Un visage doux. Des yeux d’enfant. Puis un cachot, une cellule de prison, noire, humide. Cette fois encore, les images sont claires. Nettes et précises. Seul leur sens échappe à Gisèle. Pour l’instant, du moins…

Un caillou roule jusque sur mes pieds, me sortant du monde parallèle dans lequel l’objet magique m’avait plongée. J’écarte la lunette et je vois que Luke m’observe. Les mots d’Alphonse au garçon blond me parviennent d’un peu loin, avec un léger décalage :

— Elle est toujours comme ça quand elle regarde dans son kaléidoscope : elle n’entend plus rien du tout !

Je me ressaisis et avant que Luke me pose une question, au nouveau caillou vient lui frapper la jambe. Il se retourne en direction de la grille située à plusieurs dizaines de mètres, celle qui est gardée par des caméras et qui délimite l’entrée. Je suis son regard et j’ai le temps de voir s’enfuir des ombres dans la nuit noire.

— Qu’est-ce que c’est ?

Luke hausse les épaules d’un air blasé.

— Les gars de Khayelitsha, le township à l’est de la ville.

— Le quoi ?

— Le township. Le bidonville, quoi ! Ces gars ne vont pas à l’école et ne savent pas quoi faire, alors ils viennent ici, pour caillasser du Blanc.
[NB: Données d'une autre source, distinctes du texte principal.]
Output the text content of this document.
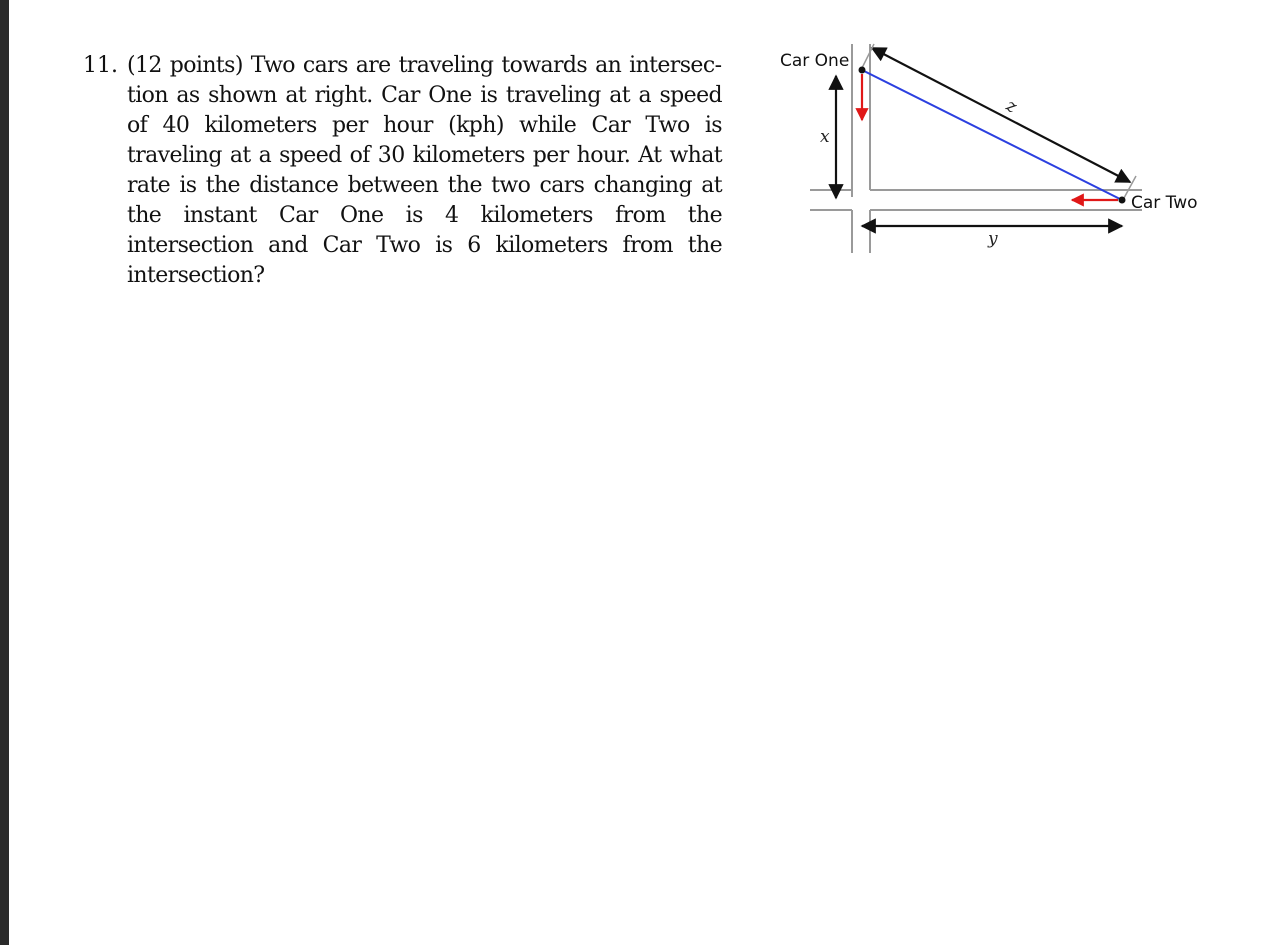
11. (12 points) Two cars are traveling towards an intersection as shown at right. Car One is traveling at a speed of 40 kilometers per hour (kph) while Car Two is traveling at a speed of 30 kilometers per hour. At what rate is the distance between the two cars changing at the instant Car One is 4 kilometers from the intersection and Car Two is 6 kilometers from the intersection?
Car One
Car Two
x
y
z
Alphonse le regarde avec des yeux aussi ronds que les miens et c’est lui qui pose la bonne question :

— Mais pourquoi eux habitent dans un bidonville à l’extérieur de la ville et vous dans une belle maison avec une piscine ?

Je suis sonnée : mon petit frère grandit, il m’épate de plus en plus souvent avec ses réflexions.

— Je sais pas moi, c’est comme ça. Ici depuis toujours, les Noirs et les Blancs vivent à part, ils ne se mélangent pas. Enfin si, un peu, mais quand même pas beaucoup.

Soudain, un bruit sourd nous fait sursauter : un pétard vient d’exploser à moins de trois mètres de nous.

— Ils sont dingues, ils vont nous blesser. Allez, on retourne près du barbecue avec les autres.

Le reste de la soirée a été plus calme : quelques cailloux sont encore tombés au bord de la piscine, mais en l’absence de réaction de notre part, les projections ont fini par s’arrêter. J’étais impatiente d’interroger mes parents, mais ils ont été très occupés à discuter avec ceux de Luke et leurs voisins, jusque tard dans la nuit, alors je me suis couchée frustrée. Ce matin, Papa m’a expliqué l’apartheid : c’est un ancien système politique, propre à l’Afrique du Sud, qui séparait autrefois les gens en fonction de leur couleur. Il m’a parlé des premiers migrants blancs qui ont eu tant de mal à vivre avec les Xhosa, les Zoulous et autres peuples noirs. Papa m’a aussi raconté le mépris, le racisme, les mauvais traitements infligés aux Noirs par les Blancs, tout en précisant la bêtise de ces idées puisqu’il n’existe qu’une sale race : la race humaine.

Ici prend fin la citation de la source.